Marie m’appelle encore auprès d’elle et je m’achemine vers le Cap pour y vivre mon idéal de vie religieuse, toujours le même dans chaque monastère. Le manque de sujets se fait encore sentir. Sera-ce nous? Oui! Le premier juin 2004, nous sommes appelées à faire nos adieux à la cité de Marie, Cap-de-la-Madeleine. Je pars la veille, jour de la Pentecôte. Cette fois, je m’achemine à la Maison-Mère, mais pour l’infirmerie communautaire, car l’âge et la maladie requièrent de nouveaux soins.
Pour empêcher l’ennui de s’installer après une vie active, je continue quelques travaux. Me voici réparatrice de chapelet, aide un peu la Responsable : affiches, eau bénite, numéros pour fêtes, notices biographiques, etc. Je m’essaie à un peu de peinture en attendant la venue de l’Époux qui viendra à son heure.
C’est à l’infirmerie qu’avec mes compagnes j’ai célébré mon jubilé d’or, le 16 avril 2010. Nous étions 10 jubilaires de différents degrés. Ce fut merveilleux et la dilection fraternelle était à l’honneur. Ma famille est venue se réjouir avec moi le 29 mai 2010. Ce fut un succès; il avait été préparé par ma filleule Paulette et son époux Gerry Goulet. Seigneur, tu es bon et ta magnificence se manifeste en ces jours de joie, de paix, de jubilation. Le beau cadeau d’une bénédiction apostolique m’a touché le cœur.

Un Magnificat monte à mes lèvres pour tant de grâces durant ma vie!

À la notice de sœur Marie-Daniel, écrite par elle-même, nous aimons y mettre l’ajout suivant :
Arrivée à notre infirmerie communautaire le 30 mai 2004, notre chère sœur Marie-Daniel s’est toujours montrée très reconnaissante des bons soins reçus, ainsi que de toutes les délicatesses maternelles et fraternelles qui l’ont entourée.
Au cours de ces 12 dernières années, elle est demeurée ce qu’elle a toujours été : une fidèle Servante de Jésus-Marie, entièrement livrée à son Jésus-Hostie dans l’adoration et la louange, une petite âme toute marialisée, respectueuse envers ses mères-servantes et très délicate envers ses sœurs.

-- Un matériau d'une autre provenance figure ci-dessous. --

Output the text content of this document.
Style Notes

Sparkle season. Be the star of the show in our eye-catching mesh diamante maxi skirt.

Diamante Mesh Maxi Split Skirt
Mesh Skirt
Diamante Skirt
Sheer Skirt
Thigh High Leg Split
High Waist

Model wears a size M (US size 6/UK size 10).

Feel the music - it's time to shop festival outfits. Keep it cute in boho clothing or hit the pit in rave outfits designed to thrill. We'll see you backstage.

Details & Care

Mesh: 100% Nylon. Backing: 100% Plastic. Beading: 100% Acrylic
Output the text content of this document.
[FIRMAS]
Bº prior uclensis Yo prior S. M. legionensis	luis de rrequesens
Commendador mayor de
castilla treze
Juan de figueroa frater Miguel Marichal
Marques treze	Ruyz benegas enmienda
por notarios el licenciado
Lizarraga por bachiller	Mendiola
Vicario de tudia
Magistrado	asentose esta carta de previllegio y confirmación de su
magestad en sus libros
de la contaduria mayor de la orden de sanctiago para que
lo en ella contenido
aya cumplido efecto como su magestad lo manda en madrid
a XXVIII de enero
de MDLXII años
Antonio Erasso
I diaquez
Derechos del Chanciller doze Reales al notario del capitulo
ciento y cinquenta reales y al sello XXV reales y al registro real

Depuis de nombreuses années, elle écrivait un souhait de fête à chacune de ses compagnes. Ce qu’elle fit encore peu de jours avant son décès. Sa santé se détériorant de plus en plus, l’infirmière nous prévient que notre sœur Marie-Daniel ne verrait probablement pas Noël sur terre. C’est ainsi que le 5 décembre 2016, l’Époux accueillait
en son paradis de gloire, pour un Noël éternel, celle qui disait vouloir toujours être l’hostie de Jésus.
Sa sœur Paulette et son époux Gerry, sa belle-sœur Claudette, ainsi que de nombreux neveux et nièces étaient présents à la liturgie des funérailles, Mgr Jean-Charles Dufour, le 10 décembre 2016.
Chère Sœur Marie-Daniel, que le Seigneur soit votre joie pour l’éternité!